Double-side the pages. In addition to sparing the conscience of anyone who balks at the unnecessary murder of trees, double-siding also costs the church half as much paper. All of these books have been designed to be double-sided.
Print the covers at an office-supply store. The covers of most of these books look miserable and unprofessional if printed in black-and-white on the church photocopier. Printing 60 covers on an inkjet printer is expensive, time-consuming, and still doesn’t look as nice. Most office-supply stores, Staples, OfficeMax, etc., have a custom printing department with large, capable color-laser printers, and they will typically print photo-quality covers on cardstock for around a dollar a page. The covers will look their best if printed in this way, and they contribute a professional air to the Bible class, which leads to members and visitors alike taking the study more seriously. Of course, if your congregation has a good-quality color laser printer, this is unnecessary.
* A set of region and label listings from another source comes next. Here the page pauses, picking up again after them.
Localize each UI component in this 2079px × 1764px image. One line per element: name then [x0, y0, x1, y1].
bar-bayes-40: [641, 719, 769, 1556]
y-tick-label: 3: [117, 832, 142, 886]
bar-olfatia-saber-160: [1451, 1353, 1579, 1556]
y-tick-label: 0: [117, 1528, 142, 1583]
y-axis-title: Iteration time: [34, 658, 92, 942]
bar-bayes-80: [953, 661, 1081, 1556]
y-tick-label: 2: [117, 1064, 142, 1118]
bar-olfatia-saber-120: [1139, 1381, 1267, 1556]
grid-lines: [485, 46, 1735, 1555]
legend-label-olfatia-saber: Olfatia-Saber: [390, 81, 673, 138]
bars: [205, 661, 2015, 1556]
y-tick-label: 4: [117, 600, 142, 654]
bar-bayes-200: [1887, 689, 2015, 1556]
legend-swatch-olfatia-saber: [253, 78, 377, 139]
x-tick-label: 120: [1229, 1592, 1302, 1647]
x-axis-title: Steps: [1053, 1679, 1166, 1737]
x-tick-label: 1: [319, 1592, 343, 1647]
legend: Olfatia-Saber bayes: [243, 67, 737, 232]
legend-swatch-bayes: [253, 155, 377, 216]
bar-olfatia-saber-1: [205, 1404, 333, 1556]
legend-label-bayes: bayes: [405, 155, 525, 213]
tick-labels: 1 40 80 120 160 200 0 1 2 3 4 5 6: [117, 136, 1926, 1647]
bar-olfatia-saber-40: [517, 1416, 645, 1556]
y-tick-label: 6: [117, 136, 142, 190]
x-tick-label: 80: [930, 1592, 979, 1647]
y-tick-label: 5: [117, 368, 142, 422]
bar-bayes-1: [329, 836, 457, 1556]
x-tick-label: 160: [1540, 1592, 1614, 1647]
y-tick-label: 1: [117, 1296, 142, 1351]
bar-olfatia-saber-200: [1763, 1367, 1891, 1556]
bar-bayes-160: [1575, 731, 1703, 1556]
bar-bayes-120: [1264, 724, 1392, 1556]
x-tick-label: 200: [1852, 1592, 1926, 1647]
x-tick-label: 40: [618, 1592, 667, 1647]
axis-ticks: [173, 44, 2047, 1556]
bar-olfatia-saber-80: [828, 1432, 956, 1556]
For Newer Books: Note that all the books from mid-2008 on are laid out in a half-page, landscape format. If you print these books off single-sided, or comb-bind them as is, they will make no sense. Instead, they are designed to be folded into a half-page booklet. In other words, the back of the last page as you print them off will be the inside page of the booklet. If you fold them and the cover in this way, you can simply staple them along the spine to produce the workbook.